Obey Cobra share music and film exclusively with God is in the TV in advance of the release of their debut album, Oblong, on 4 August (Box Records).
‘Sophia Can’t Walk’ is a dead-prom-queen’s-secret-diary of a track, chronicling psychic fragmentation, automatic visions and cryptic encounters with Cardiff parkland.
‘The lyrics were written as a poem or short story,’ says vocalist K Wood, ‘looking at banal and unsettling observations within a domestic setting.’ They go on to describe the song as a narrative description of a dream state.
‘Caught in a room with little existence or ability to engage with the outside world, using picture language, the scene unfolds through the description of small details and observations, suspended in time with no view of what’s happening outside and progressively unravelling as the song goes on.’
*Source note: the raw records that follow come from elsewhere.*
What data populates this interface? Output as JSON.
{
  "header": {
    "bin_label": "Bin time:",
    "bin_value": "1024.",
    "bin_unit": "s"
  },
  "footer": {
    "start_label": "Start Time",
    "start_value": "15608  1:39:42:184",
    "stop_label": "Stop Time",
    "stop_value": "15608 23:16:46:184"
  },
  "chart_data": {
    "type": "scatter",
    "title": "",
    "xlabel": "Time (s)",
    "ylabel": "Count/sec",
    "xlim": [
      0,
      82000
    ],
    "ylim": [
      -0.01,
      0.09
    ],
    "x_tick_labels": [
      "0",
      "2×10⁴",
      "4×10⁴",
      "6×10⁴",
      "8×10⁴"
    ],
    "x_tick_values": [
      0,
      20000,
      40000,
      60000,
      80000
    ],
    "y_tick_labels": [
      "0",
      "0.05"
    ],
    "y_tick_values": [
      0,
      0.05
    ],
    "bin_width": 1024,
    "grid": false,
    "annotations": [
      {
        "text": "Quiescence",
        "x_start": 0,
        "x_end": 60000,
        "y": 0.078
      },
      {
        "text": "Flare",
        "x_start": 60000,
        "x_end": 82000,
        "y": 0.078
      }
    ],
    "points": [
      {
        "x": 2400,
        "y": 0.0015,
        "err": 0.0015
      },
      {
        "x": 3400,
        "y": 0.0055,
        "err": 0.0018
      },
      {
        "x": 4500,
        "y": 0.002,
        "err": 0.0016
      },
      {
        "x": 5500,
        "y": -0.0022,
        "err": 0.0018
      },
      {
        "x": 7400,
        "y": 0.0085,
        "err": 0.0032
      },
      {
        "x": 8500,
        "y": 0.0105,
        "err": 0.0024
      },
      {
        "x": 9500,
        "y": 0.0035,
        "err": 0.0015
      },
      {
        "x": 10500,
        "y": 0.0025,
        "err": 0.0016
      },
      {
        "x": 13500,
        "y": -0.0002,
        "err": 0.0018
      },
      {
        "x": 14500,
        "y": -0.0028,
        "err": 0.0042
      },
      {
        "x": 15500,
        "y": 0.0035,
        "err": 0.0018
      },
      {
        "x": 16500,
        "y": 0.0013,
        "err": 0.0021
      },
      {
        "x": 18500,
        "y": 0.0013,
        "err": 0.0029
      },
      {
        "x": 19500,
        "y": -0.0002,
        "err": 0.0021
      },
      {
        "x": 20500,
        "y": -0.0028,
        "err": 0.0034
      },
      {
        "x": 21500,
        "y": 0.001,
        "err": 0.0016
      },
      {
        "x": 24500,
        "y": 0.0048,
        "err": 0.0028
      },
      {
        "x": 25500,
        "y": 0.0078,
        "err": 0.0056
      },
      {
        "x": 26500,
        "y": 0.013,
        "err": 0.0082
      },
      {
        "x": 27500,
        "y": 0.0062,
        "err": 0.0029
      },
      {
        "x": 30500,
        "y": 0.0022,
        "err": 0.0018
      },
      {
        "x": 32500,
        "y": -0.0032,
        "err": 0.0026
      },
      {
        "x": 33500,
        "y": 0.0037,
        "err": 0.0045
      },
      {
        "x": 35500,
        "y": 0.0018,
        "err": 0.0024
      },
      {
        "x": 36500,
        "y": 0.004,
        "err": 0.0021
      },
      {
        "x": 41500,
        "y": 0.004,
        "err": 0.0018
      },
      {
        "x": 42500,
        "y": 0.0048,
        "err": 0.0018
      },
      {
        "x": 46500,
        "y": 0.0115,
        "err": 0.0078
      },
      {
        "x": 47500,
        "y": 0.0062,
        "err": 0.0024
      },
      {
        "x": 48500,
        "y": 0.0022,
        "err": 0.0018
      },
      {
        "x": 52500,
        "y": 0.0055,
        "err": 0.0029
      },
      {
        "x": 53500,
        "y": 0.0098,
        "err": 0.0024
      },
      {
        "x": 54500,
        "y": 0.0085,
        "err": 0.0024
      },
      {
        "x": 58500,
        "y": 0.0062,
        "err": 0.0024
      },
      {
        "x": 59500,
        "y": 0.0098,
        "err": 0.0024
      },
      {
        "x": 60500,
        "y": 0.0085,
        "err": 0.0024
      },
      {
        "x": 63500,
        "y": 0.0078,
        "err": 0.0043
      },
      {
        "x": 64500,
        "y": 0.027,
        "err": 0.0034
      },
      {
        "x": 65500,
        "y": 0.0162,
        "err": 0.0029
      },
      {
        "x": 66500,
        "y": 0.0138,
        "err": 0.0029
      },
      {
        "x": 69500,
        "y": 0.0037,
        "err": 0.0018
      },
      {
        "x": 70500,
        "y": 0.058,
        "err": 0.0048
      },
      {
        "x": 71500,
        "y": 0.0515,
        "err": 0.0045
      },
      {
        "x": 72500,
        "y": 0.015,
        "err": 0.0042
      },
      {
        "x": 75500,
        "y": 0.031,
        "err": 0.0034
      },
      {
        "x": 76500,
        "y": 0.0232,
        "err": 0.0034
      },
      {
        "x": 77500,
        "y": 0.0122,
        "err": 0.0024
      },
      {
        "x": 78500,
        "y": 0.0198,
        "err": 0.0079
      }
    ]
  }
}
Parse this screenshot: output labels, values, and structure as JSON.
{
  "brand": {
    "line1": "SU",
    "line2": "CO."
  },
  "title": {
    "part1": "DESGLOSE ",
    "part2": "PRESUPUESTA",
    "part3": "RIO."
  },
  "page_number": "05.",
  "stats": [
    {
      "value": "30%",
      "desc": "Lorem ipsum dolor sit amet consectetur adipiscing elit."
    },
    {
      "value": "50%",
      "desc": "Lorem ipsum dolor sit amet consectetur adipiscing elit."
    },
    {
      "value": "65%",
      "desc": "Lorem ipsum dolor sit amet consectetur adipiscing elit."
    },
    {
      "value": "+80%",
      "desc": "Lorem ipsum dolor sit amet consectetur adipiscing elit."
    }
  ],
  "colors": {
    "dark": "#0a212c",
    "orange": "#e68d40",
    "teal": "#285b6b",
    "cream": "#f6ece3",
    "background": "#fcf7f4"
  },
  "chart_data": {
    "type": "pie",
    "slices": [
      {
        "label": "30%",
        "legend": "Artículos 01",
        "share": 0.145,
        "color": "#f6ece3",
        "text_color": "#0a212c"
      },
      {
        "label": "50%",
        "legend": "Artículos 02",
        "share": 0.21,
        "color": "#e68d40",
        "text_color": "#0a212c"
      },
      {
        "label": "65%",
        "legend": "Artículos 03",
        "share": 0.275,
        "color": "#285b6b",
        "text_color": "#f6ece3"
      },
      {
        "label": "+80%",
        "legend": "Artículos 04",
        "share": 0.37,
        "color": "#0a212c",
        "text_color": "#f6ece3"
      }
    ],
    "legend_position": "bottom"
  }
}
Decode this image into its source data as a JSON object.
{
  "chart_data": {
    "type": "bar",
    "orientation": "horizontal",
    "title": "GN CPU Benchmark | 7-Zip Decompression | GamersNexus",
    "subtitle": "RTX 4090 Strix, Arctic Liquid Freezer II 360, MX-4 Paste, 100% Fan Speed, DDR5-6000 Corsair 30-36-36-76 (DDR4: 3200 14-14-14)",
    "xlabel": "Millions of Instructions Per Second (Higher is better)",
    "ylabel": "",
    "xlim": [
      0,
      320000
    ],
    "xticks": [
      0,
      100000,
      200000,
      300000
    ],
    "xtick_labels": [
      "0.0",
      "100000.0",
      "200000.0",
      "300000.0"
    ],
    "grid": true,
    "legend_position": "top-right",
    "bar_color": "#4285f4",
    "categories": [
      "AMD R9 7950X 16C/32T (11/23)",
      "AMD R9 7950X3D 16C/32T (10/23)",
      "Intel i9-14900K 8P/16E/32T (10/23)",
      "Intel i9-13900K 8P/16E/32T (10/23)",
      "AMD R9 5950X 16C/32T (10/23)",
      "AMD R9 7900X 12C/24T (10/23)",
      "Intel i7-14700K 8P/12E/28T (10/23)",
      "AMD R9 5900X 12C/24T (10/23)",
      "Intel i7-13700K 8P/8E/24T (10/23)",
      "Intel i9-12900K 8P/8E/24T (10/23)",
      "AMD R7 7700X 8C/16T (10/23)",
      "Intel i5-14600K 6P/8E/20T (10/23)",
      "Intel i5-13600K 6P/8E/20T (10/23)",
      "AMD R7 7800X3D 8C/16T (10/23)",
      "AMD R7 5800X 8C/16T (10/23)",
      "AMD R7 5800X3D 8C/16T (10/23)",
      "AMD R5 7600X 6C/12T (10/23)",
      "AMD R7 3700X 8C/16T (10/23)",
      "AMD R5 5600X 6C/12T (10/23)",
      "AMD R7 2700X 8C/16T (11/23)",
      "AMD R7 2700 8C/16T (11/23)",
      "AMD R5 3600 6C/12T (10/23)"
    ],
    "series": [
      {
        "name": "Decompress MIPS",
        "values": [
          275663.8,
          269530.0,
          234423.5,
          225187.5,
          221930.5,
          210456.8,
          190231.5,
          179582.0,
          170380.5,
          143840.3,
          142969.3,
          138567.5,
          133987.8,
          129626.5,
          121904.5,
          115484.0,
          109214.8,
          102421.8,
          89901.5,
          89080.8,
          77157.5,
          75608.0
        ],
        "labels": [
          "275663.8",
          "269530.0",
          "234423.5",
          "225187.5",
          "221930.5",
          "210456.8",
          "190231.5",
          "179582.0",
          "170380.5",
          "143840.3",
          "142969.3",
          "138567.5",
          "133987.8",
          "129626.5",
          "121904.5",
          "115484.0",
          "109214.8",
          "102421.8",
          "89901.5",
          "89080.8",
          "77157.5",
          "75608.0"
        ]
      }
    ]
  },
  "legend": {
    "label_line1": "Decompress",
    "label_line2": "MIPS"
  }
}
The band have built up an inestimable live reputation, having played with Acid Mothers Temple, Pigs x7 and Hey Colossus. Oblong experienced a brief digital-only release last year, but Box Records’ Matt Baty was so impressed with the album he persuaded the band to pull it and hang on until he could give it the full vinyl treatment, including remastering by Sam Grant (Pigs x7, Richard Dawson, Hen Ogledd).
Of the impulses behind their music, guitarist Gareth Day says, ‘I’m very much interested in the idea of automatism in art and music, and in allowing myself to become a spiritual conduit through which emotions and ideas can flow and materialise.’
‘I buy heavily into David Lynch’s model of the idea space, where we fish for fragments of ideas and allow them to grow organically and become their own entities.’
‘This was the first piece of music we wrote as a band, and it seemed to just materialise instantly out of nowhere. The same can be said of several tracks on the album.’
‘The title, pronounced So-fire Can’t Walk, was taken from some graffiti on a street sign in Cardiff – Sophia Walk, behind Sophia Gardens. It made me think of both Twin Peaks: Fire Walk With Me and ‘Papa Don’t Preach’, and I think our band happily lives somewhere in between those two worlds.’
The video accompanying ‘Sophia Can’t Walk’ has a distinctly Lynchian feel to it. Directed by Wood, it’s an angular collage of shapes and shadows, and complements the urgent, kinetic feeling of the track.
The film’s imagery, Wood explains, is closely linked to the lyrics – bland interiors inhabited by faceless and warped personages. ‘Exploring time, glitching through their movements, and the way I’ve edited the footage, nothing really happens but it adds to an unsettling observational standpoint.’
This mixture of film, art and music is a key part of the Obey Cobra mission statement and they will be sharing more films when the album is released.